Jim and Melinda with their pack of llamas

Jim and Melinda with their pack of llamas

Yes, I know you're cute...

Yes, I know you’re cute…

Llamas stop to graze.

Llamas stop to graze.

It feels good to hike again. My intent in arriving in Crested Butte early is not only to hide out from the holiday crowds, but to also do some longer, higher altitude hiking to acclimatize for my “big hike” with Bobbie later next week. But thanks to storm clouds moving overhead and in my head, I have not been successful at either.

Crested Butte, I want to like you, I really do. But you are not making it easy…

(It does eventually get better.)

(It does eventually get better.)

Emerald Lake, up Gothic Road.

Emerald Lake, up Gothic Road.

Labor Day seems to have brought Autumn with it.

Labor Day seems to have brought Autumn with it.

21 thoughts on “Why Can’t I Be Joyful?

  1. Labor Day never seems to be easy, no matter where we are. About our best bet is to “hide out” in a remote, obscure private park, but sometimes it doesn’t work out. And sometimes the vibe of a town just doesn’t mesh either, for whatever reason. We’re a wishy washy lot, us Fulltime RVers LOL. Glad you got a good hike out of it.
    Nina

    • Nina, I think you guys have the right idea. If it is going to be noisy and crowded anywhere you go, find a remote corner to hide! (Note to self: An ATV Mecca does not qualify.)

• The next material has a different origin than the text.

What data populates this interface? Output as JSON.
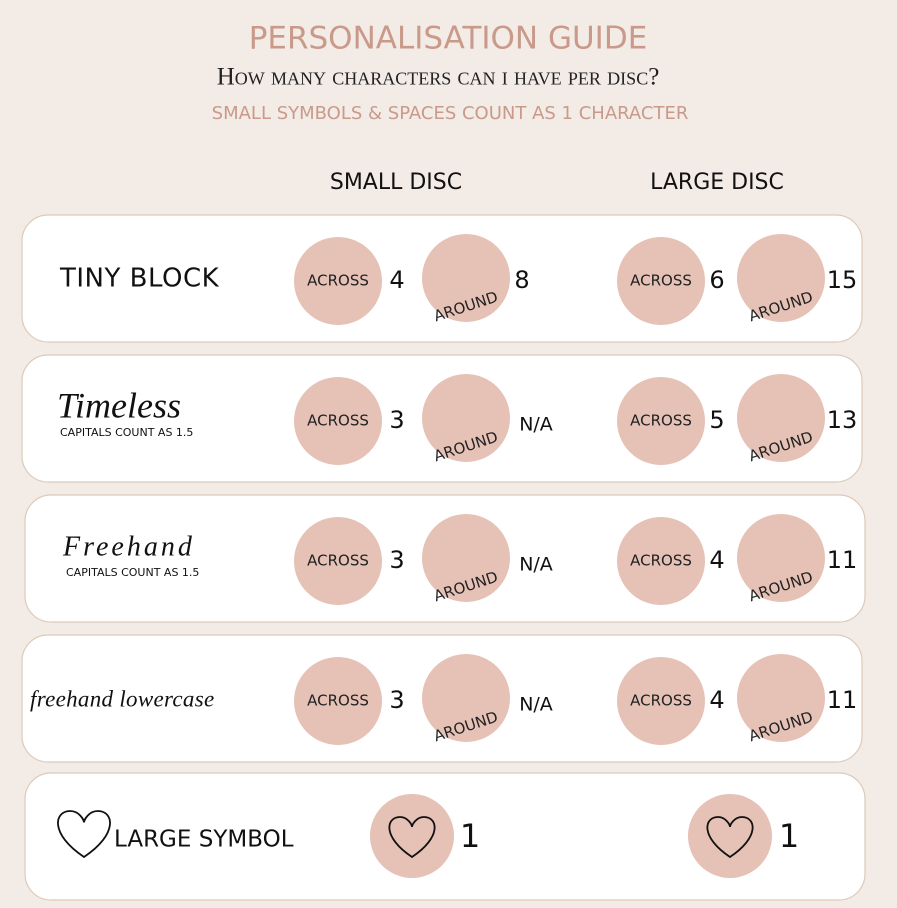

  2. The dichotomy of holidays . . . They look so different from the vantage point of a fulltimer vs. that of a “jam it all in” vacationer.

    Virtual hugs,

    Judie

    • It really is such a paradigm shift, isn’t it Judie? I still haven’t made the shift to stop living for weekends and holidays, but I am sure getting there!

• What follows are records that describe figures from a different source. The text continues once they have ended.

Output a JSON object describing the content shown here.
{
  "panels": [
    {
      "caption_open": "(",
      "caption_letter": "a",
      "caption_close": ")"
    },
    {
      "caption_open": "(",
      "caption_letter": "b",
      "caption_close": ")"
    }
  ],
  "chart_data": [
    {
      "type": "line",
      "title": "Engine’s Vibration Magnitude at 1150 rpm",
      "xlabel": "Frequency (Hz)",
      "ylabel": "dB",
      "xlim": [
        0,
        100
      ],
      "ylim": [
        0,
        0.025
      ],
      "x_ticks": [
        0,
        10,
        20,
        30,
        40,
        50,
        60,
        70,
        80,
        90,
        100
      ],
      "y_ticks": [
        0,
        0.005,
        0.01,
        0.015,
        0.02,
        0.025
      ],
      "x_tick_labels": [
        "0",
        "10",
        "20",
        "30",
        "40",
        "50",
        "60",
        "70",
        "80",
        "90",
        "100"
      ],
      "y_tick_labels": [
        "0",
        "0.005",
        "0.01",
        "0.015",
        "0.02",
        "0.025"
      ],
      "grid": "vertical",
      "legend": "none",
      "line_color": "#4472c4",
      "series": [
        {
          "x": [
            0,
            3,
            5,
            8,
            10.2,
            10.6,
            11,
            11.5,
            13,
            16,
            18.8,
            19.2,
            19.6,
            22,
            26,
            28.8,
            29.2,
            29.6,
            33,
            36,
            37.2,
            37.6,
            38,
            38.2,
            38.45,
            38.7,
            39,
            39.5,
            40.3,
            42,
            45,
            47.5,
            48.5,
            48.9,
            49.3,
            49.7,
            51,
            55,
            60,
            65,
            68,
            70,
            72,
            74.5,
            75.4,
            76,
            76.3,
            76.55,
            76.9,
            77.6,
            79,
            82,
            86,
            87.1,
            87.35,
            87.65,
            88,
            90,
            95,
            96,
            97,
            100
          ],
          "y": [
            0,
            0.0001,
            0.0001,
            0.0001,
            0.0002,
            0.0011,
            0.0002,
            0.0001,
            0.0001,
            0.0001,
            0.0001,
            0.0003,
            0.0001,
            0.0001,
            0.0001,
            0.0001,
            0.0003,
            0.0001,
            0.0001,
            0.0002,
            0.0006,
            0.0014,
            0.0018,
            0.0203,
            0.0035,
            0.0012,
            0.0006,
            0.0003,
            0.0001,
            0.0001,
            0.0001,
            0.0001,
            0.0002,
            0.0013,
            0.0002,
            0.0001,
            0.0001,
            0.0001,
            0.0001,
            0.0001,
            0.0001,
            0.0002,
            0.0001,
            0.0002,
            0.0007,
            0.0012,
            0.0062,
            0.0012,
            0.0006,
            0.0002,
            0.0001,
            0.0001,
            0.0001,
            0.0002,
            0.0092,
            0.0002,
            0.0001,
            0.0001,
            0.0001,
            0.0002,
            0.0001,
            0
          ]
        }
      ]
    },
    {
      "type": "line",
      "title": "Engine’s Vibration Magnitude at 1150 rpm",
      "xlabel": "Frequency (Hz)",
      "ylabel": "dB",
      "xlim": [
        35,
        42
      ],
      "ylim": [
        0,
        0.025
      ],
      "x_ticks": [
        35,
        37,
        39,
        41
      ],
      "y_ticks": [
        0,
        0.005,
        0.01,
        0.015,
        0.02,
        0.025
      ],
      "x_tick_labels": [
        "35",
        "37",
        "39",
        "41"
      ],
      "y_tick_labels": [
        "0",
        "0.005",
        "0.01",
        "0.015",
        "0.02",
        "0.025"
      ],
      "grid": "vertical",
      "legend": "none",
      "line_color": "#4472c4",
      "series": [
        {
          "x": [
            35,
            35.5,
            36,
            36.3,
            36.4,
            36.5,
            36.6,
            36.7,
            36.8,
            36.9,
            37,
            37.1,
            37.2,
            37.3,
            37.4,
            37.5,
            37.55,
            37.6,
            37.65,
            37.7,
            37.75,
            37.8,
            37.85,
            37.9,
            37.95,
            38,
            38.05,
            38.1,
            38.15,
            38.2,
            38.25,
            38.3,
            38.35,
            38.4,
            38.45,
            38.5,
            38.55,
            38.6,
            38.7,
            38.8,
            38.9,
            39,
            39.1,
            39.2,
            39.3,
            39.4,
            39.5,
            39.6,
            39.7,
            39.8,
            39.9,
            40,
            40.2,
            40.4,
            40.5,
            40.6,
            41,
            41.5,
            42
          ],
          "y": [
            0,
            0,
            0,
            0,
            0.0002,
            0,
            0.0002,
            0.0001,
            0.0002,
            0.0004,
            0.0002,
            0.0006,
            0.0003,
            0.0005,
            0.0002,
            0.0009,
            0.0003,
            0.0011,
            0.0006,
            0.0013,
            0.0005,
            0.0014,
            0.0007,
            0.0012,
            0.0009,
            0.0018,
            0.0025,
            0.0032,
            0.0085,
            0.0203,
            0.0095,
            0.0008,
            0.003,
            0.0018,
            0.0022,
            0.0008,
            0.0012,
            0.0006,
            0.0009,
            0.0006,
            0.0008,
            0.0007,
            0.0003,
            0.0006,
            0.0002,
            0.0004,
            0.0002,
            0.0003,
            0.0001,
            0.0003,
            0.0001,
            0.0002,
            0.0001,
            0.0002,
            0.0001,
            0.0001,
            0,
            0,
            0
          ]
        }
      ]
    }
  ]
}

  3. I wonder if the altitude is messing with your mood? You are in a beautiful location, that’s for sure, and you’ve seen some cool animals up there. (Wouldn’t it be FUN to hike with llamas?) Maybe your up-coming hike with Bobbie will snap you out of it. Or it’s just a normal “downtime.” I’d guess most of us have those sometimes. They last a bit, then the sun shines again. :)

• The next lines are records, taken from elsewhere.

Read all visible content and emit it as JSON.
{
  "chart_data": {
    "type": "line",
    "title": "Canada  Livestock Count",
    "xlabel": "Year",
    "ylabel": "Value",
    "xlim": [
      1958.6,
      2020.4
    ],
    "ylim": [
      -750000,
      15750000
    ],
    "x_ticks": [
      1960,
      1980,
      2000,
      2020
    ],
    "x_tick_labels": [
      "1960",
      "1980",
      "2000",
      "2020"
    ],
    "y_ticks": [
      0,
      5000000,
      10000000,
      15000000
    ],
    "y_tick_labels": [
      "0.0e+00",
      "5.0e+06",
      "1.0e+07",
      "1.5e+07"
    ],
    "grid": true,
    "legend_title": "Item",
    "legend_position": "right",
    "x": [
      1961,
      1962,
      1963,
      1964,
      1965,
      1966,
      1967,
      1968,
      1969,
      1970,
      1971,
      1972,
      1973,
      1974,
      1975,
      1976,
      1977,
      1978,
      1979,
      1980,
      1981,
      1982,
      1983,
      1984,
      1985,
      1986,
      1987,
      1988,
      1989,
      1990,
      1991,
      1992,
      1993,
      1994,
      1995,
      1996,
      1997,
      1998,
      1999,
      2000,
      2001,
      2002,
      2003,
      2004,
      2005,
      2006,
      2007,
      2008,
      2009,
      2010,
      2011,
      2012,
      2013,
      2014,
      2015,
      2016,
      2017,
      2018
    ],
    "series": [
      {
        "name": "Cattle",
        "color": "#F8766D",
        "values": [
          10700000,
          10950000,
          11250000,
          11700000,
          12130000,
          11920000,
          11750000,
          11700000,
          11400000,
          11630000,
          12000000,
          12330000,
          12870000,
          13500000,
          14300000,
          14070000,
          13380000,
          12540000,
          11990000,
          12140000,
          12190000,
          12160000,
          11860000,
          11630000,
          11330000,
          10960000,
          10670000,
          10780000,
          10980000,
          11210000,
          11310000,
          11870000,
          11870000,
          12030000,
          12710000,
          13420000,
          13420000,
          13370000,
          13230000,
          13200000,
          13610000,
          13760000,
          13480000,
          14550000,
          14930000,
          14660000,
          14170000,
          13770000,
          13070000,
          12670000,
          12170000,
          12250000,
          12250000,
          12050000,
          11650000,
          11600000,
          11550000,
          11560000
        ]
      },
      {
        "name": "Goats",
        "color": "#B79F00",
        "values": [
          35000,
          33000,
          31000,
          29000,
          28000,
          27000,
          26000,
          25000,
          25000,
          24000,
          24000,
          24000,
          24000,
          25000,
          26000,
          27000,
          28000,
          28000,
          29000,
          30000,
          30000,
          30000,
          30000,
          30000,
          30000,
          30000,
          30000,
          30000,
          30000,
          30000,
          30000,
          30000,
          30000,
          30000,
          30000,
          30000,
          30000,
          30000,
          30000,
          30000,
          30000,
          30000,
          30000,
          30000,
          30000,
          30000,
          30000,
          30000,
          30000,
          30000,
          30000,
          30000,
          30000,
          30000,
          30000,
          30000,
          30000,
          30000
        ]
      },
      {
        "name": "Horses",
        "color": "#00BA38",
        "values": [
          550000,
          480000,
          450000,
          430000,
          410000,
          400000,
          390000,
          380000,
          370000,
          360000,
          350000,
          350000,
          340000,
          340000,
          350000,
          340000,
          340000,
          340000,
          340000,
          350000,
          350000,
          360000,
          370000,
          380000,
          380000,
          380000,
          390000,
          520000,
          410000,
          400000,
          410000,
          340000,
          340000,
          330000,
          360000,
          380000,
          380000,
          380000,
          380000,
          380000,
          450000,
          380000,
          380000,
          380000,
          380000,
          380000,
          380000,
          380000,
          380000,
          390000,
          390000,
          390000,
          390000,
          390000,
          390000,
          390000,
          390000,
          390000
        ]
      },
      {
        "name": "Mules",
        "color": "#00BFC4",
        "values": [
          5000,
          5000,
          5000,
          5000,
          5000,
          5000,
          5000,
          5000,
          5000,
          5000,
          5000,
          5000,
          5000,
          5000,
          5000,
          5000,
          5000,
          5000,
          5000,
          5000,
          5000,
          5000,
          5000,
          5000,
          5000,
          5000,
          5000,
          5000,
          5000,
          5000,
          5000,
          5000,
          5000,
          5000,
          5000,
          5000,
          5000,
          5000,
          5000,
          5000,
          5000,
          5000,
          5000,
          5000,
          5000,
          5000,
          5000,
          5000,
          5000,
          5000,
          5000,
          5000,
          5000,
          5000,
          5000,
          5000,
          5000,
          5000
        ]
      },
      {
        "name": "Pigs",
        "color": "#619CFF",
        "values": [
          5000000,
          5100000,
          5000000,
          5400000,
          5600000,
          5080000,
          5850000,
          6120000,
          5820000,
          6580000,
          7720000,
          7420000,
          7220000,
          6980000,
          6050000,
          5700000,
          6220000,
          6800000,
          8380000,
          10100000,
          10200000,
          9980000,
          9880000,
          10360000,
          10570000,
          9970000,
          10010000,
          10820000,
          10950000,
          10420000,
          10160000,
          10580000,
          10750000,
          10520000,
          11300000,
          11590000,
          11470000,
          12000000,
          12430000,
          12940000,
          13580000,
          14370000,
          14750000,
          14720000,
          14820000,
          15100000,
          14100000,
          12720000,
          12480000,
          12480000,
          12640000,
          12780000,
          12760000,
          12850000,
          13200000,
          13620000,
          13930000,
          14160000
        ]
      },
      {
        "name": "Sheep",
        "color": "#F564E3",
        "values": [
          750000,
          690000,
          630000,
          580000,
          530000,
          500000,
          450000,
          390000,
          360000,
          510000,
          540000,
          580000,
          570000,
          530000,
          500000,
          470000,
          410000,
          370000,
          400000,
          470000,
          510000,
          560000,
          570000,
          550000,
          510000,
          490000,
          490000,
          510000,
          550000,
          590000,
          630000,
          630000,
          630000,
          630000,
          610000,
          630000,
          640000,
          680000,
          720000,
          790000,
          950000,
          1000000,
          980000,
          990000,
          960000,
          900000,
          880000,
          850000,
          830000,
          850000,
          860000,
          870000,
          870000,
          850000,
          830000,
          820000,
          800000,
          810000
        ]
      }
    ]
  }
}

    • Hi, Barbara — Jeanne and I were speaking fondly of you over lunch yesterday. Were your ears burning? 😉 Yes, the altitude was definitely messing with my mood. I just didn’t feel well the entire time I was in Crested Butte, but I wasn’t sure it was all altitude until I returned to feeling like myself at little lower elevation. But I am definitely “solar powered,” and my mood always darkens with the looming clouds.

  4. You are probably right about missing your regular exercise and then all the gloomy weather. You did come up with some gorgeous photos, as usual. I enjoy your blog very much. Thank you. I hope to be a full time RVer in about a year. So much to think about and learn – kind of overwhelming at times.

    • Thank you Pamela B, for the nice comment. I wish you the best of luck getting ready to go full time. I learned so much from other bloggers, so don’t hesitate to ask if you have questions!

  5. I just laughed my a– off. You are so funny even in a low mood. Loved the picture of you alone at Washington Gulch waiting for the crowds. Thank you I appreciate your blog.

  6. The Change of weather always brings with it a sense of foreboding for me. I am never ready for the summer weather to go and the sun can be so fickle in the fall, teasing my hopeful spirit with a few days of bliss then followed by days and days of grey. You have also had many emotional blows in your personal life these past few months that at times must feel like a huge cloud following you. You did find some great photos tho !! It must be about time to come out of the mountains and follow the sun and warmth. The sun will return….

  7. When I have been bothered by altitude, it has manifested in feeling disgruntled. Sometimes, I’m disgruntled at low elevations, too; there seems to be no scientific explanation for that.

  8. I did find on our trip through southern AZ and northern NM when I was above 8K’ in altitude that I did not function as well as I did at lower altitudes. We live fifty miles from the Atlantic at about 340′ most of the time and that air is a lot thicker. I would love to be able to spend more time at altitude so that I would acclimate and get more enjoyment. As to hunters, be kind. They too have their function in the wild. Wear orange when you hike too.

  9. Allen, yes, I too lived most of my life as a flatlander. Funny, the altitude didn’t bother me much in Ouray, but Crested Butte seemed to tire me from just the simplest of tasks. As for the hunters, it’s not the hunting that bothers me as much, as I am a carnivore. But some of them seem to have a “Get out of my territory” attitude toward boondocking RVers…Yes, “Orange is the new Alive!” 😉

  10. One rainy day can be kind of peaceful, but not a string of cold, wet, and dreary ones when you want to be outside. Two nights ago, we had over 5 inches of rain and hail while camping at the river in the motorhome. There wasn’t much sleep that night!

  11. The thing I miss the most about Crested Butte is: paradise potatoes!
    I have been on every trail out there hiking and biking, my all-time favorite is Bear Creek Pass, a 20 plus mile death march.